Skipformer: A Skip-and-Recover Strategy for Efficient Speech Recognition
This addresses computational bottlenecks in speech recognition for applications requiring efficient processing, though it is an incremental improvement on existing methods.
The paper tackles the computational inefficiency of Conformer-based speech recognition models by proposing Skipformer, a 'Skip-and-Recover' architecture that dynamically reduces input sequence length by 31 times on Aishell-1 and 22 times on Librispeech, achieving better accuracy and faster inference than baselines.
Conformer-based attention models have become the de facto backbone model for Automatic Speech Recognition tasks. A blank symbol is usually introduced to align the input and output sequences for CTC or RNN-T models.
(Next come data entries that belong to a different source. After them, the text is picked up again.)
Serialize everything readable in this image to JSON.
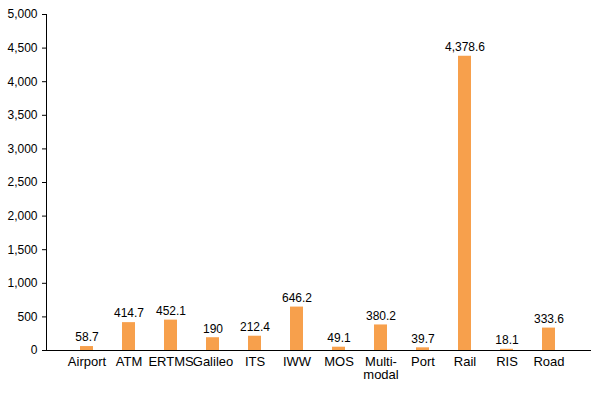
{
  "chart_data": {
    "type": "bar",
    "categories": [
      "Airport",
      "ATM",
      "ERTMS",
      "Galileo",
      "ITS",
      "IWW",
      "MOS",
      "Multi-\nmodal",
      "Port",
      "Rail",
      "RIS",
      "Road"
    ],
    "values": [
      58.7,
      414.7,
      452.1,
      190,
      212.4,
      646.2,
      49.1,
      380.2,
      39.7,
      4378.6,
      18.1,
      333.6
    ],
    "value_labels": [
      "58.7",
      "414.7",
      "452.1",
      "190",
      "212.4",
      "646.2",
      "49.1",
      "380.2",
      "39.7",
      "4,378.6",
      "18.1",
      "333.6"
    ],
    "color": "#f7a04c",
    "ylim": [
      0,
      5000
    ],
    "yticks": [
      0,
      500,
      {
        "value": 1000,
        "label": "1,000"
      },
      {
        "value": 1500,
        "label": "1,500"
      },
      {
        "value": 2000,
        "label": "2,000"
      },
      {
        "value": 2500,
        "label": "2,500"
      },
      {
        "value": 3000,
        "label": "3,000"
      },
      {
        "value": 3500,
        "label": "3,500"
      },
      {
        "value": 4000,
        "label": "4,000"
      },
      {
        "value": 4500,
        "label": "4,500"
      },
      {
        "value": 5000,
        "label": "5,000"
      }
    ],
    "grid": false,
    "data_labels": true
  }
}
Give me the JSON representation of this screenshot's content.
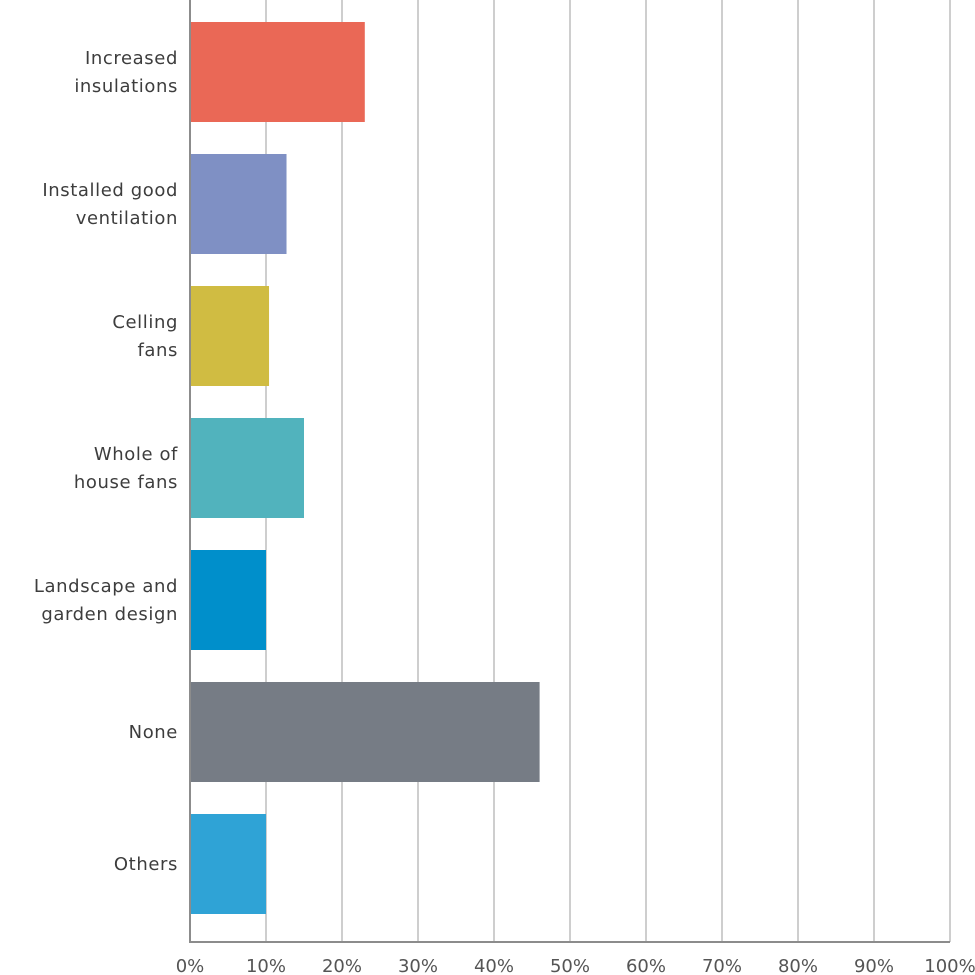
{
  "chart_data": {
    "type": "bar",
    "orientation": "horizontal",
    "categories": [
      [
        "Increased",
        "insulations"
      ],
      [
        "Installed good",
        "ventilation"
      ],
      [
        "Celling",
        "fans"
      ],
      [
        "Whole of",
        "house fans"
      ],
      [
        "Landscape and",
        "garden design"
      ],
      [
        "None"
      ],
      [
        "Others"
      ]
    ],
    "values": [
      23,
      12.7,
      10.4,
      15,
      10,
      46,
      10
    ],
    "colors": [
      "#ea6856",
      "#7f90c4",
      "#d0bc42",
      "#51b3bd",
      "#008fcb",
      "#767c85",
      "#2fa3d6"
    ],
    "xlim": [
      0,
      100
    ],
    "xticks": [
      0,
      10,
      20,
      30,
      40,
      50,
      60,
      70,
      80,
      90,
      100
    ],
    "tick_labels": [
      "0%",
      "10%",
      "20%",
      "30%",
      "40%",
      "50%",
      "60%",
      "70%",
      "80%",
      "90%",
      "100%"
    ],
    "grid": true,
    "title": "",
    "xlabel": "",
    "ylabel": ""
  }
}
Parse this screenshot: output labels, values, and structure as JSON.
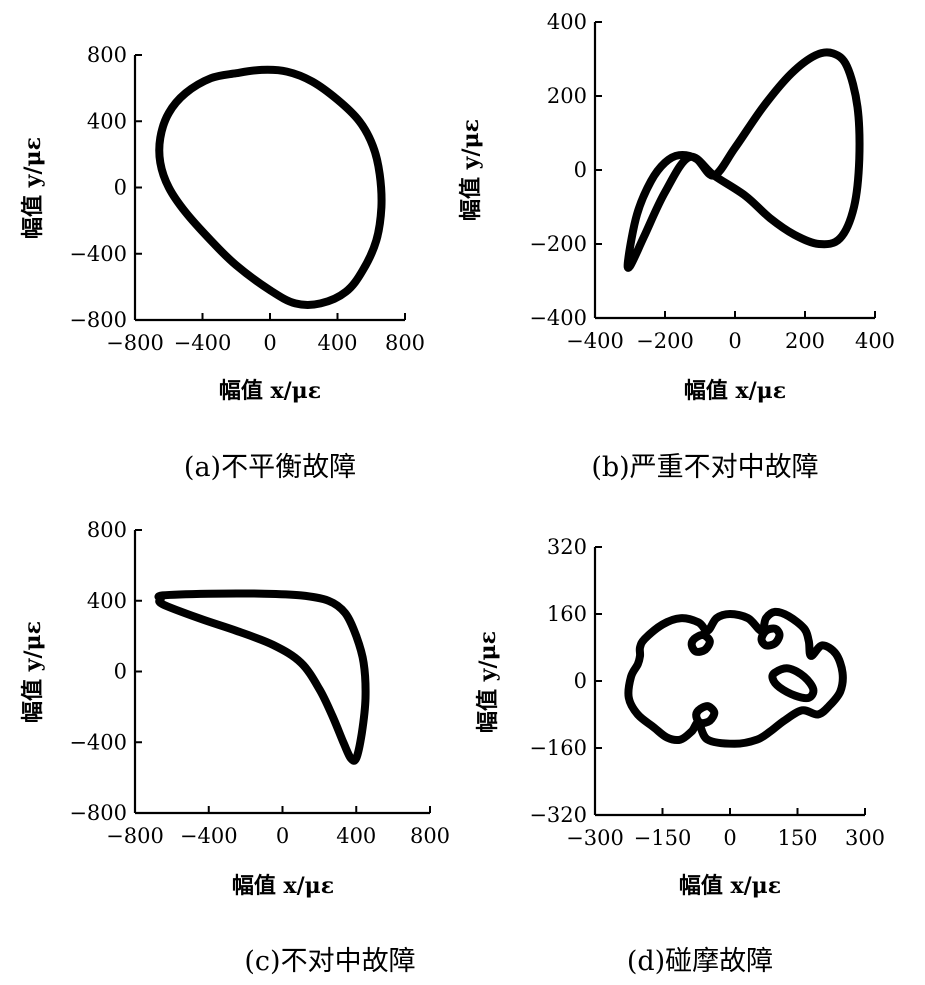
{
  "chart_data": [
    {
      "type": "line",
      "caption": "(a)不平衡故障",
      "xlabel": "幅值 x/με",
      "ylabel": "幅值 y/με",
      "xlim": [
        -800,
        800
      ],
      "ylim": [
        -800,
        800
      ],
      "xticks": [
        -800,
        -400,
        0,
        400,
        800
      ],
      "yticks": [
        -800,
        -400,
        0,
        400,
        800
      ],
      "xtick_labels": [
        "−800",
        "−400",
        "0",
        "400",
        "800"
      ],
      "ytick_labels": [
        "−800",
        "−400",
        "0",
        "400",
        "800"
      ],
      "series": [
        {
          "x": [
            -200,
            -350,
            -500,
            -600,
            -650,
            -650,
            -600,
            -500,
            -350,
            -200,
            0,
            150,
            300,
            450,
            550,
            630,
            660,
            650,
            610,
            530,
            400,
            250,
            100,
            -50,
            -200
          ],
          "y": [
            690,
            660,
            570,
            450,
            300,
            150,
            0,
            -150,
            -320,
            -470,
            -620,
            -700,
            -700,
            -630,
            -500,
            -320,
            -120,
            80,
            250,
            400,
            530,
            640,
            700,
            710,
            690
          ]
        }
      ]
    },
    {
      "type": "line",
      "caption": "(b)严重不对中故障",
      "xlabel": "幅值 x/με",
      "ylabel": "幅值 y/με",
      "xlim": [
        -400,
        400
      ],
      "ylim": [
        -400,
        400
      ],
      "xticks": [
        -400,
        -200,
        0,
        200,
        400
      ],
      "yticks": [
        -400,
        -200,
        0,
        200,
        400
      ],
      "xtick_labels": [
        "−400",
        "−200",
        "0",
        "200",
        "400"
      ],
      "ytick_labels": [
        "−400",
        "−200",
        "0",
        "200",
        "400"
      ],
      "series": [
        {
          "x": [
            -60,
            0,
            80,
            160,
            230,
            280,
            320,
            350,
            355,
            340,
            300,
            240,
            170,
            100,
            30,
            -60,
            -130,
            -200,
            -260,
            -300,
            -305,
            -280,
            -240,
            -200,
            -160,
            -110,
            -60
          ],
          "y": [
            -15,
            60,
            170,
            260,
            310,
            315,
            280,
            170,
            30,
            -100,
            -185,
            -200,
            -175,
            -130,
            -70,
            -15,
            35,
            -60,
            -180,
            -260,
            -240,
            -120,
            -30,
            20,
            40,
            30,
            -15
          ]
        }
      ]
    },
    {
      "type": "line",
      "caption": "(c)不对中故障",
      "xlabel": "幅值 x/με",
      "ylabel": "幅值 y/με",
      "xlim": [
        -800,
        800
      ],
      "ylim": [
        -800,
        800
      ],
      "xticks": [
        -800,
        -400,
        0,
        400,
        800
      ],
      "yticks": [
        -800,
        -400,
        0,
        400,
        800
      ],
      "xtick_labels": [
        "−800",
        "−400",
        "0",
        "400",
        "800"
      ],
      "ytick_labels": [
        "−800",
        "−400",
        "0",
        "400",
        "800"
      ],
      "series": [
        {
          "x": [
            -650,
            -400,
            -100,
            100,
            250,
            340,
            400,
            440,
            450,
            430,
            400,
            370,
            330,
            270,
            200,
            100,
            -50,
            -250,
            -450,
            -650,
            -660,
            -650
          ],
          "y": [
            430,
            440,
            440,
            430,
            400,
            330,
            200,
            50,
            -150,
            -350,
            -490,
            -490,
            -400,
            -250,
            -100,
            50,
            150,
            230,
            300,
            380,
            410,
            430
          ]
        }
      ]
    },
    {
      "type": "line",
      "caption": "(d)碰摩故障",
      "xlabel": "幅值 x/με",
      "ylabel": "幅值 y/με",
      "xlim": [
        -300,
        300
      ],
      "ylim": [
        -320,
        320
      ],
      "xticks": [
        -300,
        -150,
        0,
        150,
        300
      ],
      "yticks": [
        -320,
        -160,
        0,
        160,
        320
      ],
      "xtick_labels": [
        "−300",
        "−150",
        "0",
        "150",
        "300"
      ],
      "ytick_labels": [
        "−320",
        "−160",
        "0",
        "160",
        "320"
      ],
      "series": [
        {
          "x": [
            -190,
            -150,
            -110,
            -70,
            -50,
            -30,
            0,
            40,
            70,
            80,
            100,
            130,
            165,
            175,
            180,
            205,
            235,
            250,
            245,
            220,
            195,
            160,
            120,
            90,
            60,
            10,
            -50,
            -70,
            -85,
            -110,
            -140,
            -170,
            -205,
            -225,
            -220,
            -205,
            -200,
            -200,
            -190
          ],
          "y": [
            100,
            135,
            150,
            140,
            120,
            150,
            160,
            150,
            120,
            150,
            165,
            155,
            125,
            95,
            60,
            85,
            65,
            20,
            -25,
            -60,
            -80,
            -70,
            -95,
            -120,
            -140,
            -150,
            -140,
            -100,
            -120,
            -140,
            -135,
            -110,
            -80,
            -40,
            10,
            40,
            60,
            80,
            100
          ]
        },
        {
          "x": [
            -80,
            -60,
            -45,
            -55,
            -75,
            -85,
            -80
          ],
          "y": [
            100,
            110,
            95,
            75,
            70,
            85,
            100
          ]
        },
        {
          "x": [
            80,
            100,
            110,
            100,
            80,
            70,
            80
          ],
          "y": [
            120,
            125,
            110,
            90,
            85,
            100,
            120
          ]
        },
        {
          "x": [
            100,
            130,
            165,
            185,
            175,
            145,
            110,
            95,
            100
          ],
          "y": [
            20,
            30,
            10,
            -20,
            -40,
            -35,
            -15,
            5,
            20
          ]
        },
        {
          "x": [
            -70,
            -50,
            -35,
            -45,
            -65,
            -75,
            -70
          ],
          "y": [
            -70,
            -60,
            -75,
            -95,
            -100,
            -85,
            -70
          ]
        }
      ]
    }
  ]
}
Unfortunately, the long input length overloads computational budget and memory consumption quadratically by attention mechanism. In this work, we propose a "Skip-and-Recover" Conformer architecture, named Skipformer, to squeeze sequence input length dynamically and inhomogeneously. Skipformer uses an intermediate CTC output as criteria to split frames into three groups: crucial, skipping and ignoring. The crucial group feeds into next conformer blocks and its output joint with skipping group by original temporal order as the final encoder output. Experiments show that our model reduces the input sequence length by 31 times on Aishell-1 and 22 times on Librispeech corpus. Meanwhile, the model can achieve better recognition accuracy and faster inference speed than recent baseline models. Our code is open-sourced and available online.